As you can imagine, driving is also an important part of the training.

“It can be a challenge to drive one of the trucks,” McQuillen said, “so we do training in the mall parking lot, where cones are set up for maneuverability. We also assign driving time to trips emergency.

So where does paramedic training take place? Locally, there are schools and hospitals that offer the training.

Says Case, “We sent interns to Four County, Mercy Toledo and Rhodes College, to name a few. There, they attend weekly classes for a year and attend clinics, where they receive hands-on training in IV and medication administration, cardiac care, and emergency techniques.

“Clinics are held in our ER, Psychiatric Units, OB Units and Firehouse Rescue,” McQuillen added.

Even with all the training and technical advancements, there can still be challenges for firefighters.

Asked about advancements in technology, Case said: “There are a lot of advancements in equipment. For example, we just received new SCBAs (self-contained breathing apparatus) that contain thermal imaging devices. It makes our job easier. »

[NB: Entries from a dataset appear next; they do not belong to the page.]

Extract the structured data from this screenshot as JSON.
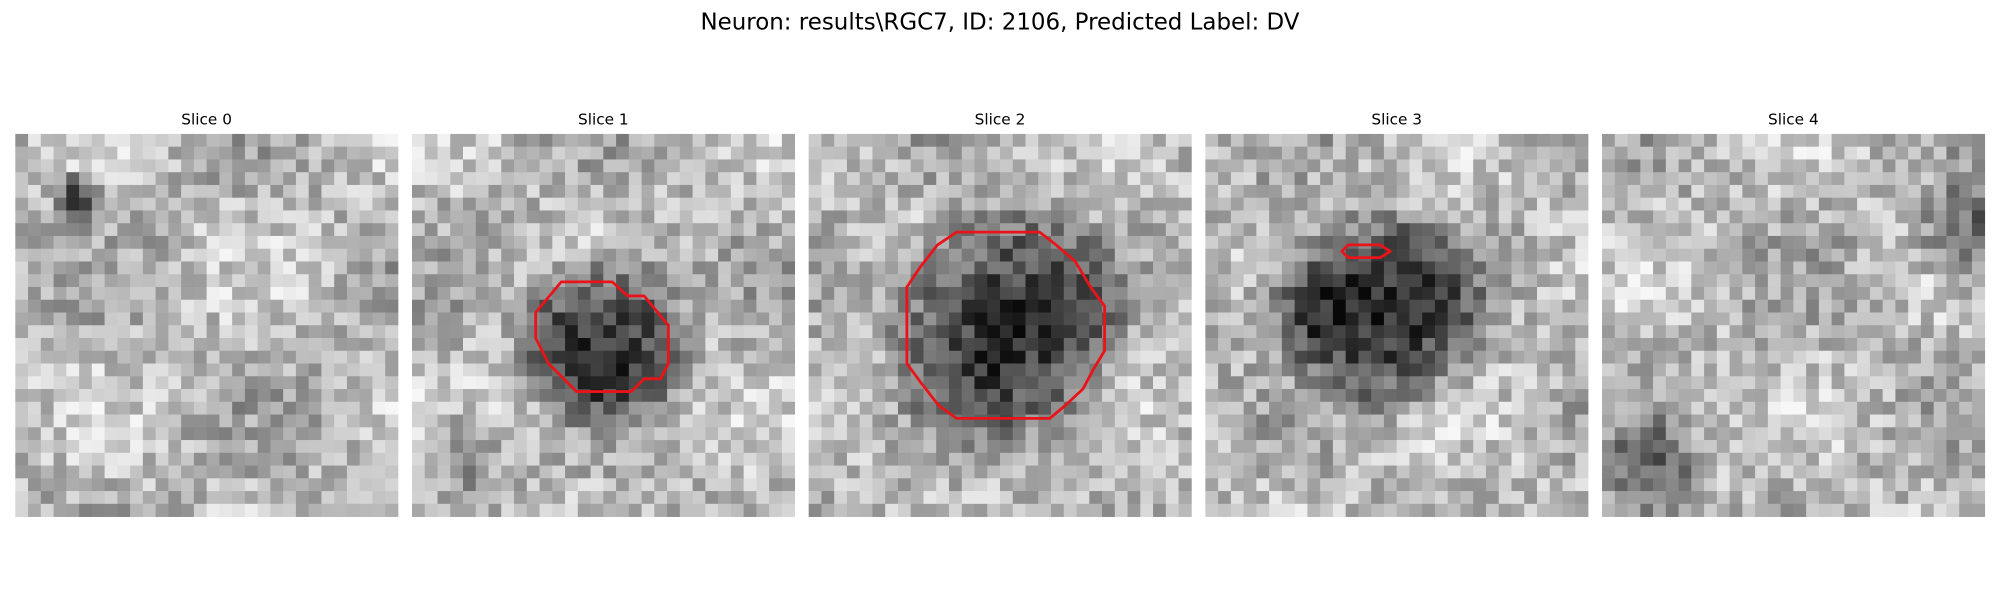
{
  "title": "Neuron: results\\RGC7, ID: 2106, Predicted Label: DV",
  "panels": [
    {
      "title": "Slice 0"
    },
    {
      "title": "Slice 1"
    },
    {
      "title": "Slice 2"
    },
    {
      "title": "Slice 3"
    },
    {
      "title": "Slice 4"
    }
  ]
}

So firefighting isn’t what we see on TV shows?

“If you were doing a reality-based show, it would be a black screen,” Case said. “A lot of what we see as firefighters is darkness from the smoke and a faint glow when we see the fire. I get why (these shows) show all they do is entertainment, but it’s not reality.

Both firefighters agreed that some of the best firefighting training starts at home.

Saïd Case: “A recent national campaign is ‘closed before sleeping’. It is important to close bedroom doors when you sleep so that house fires are contained.

“We also remind people to have working smoke detectors and to change the batteries every six months,” McQuillen said.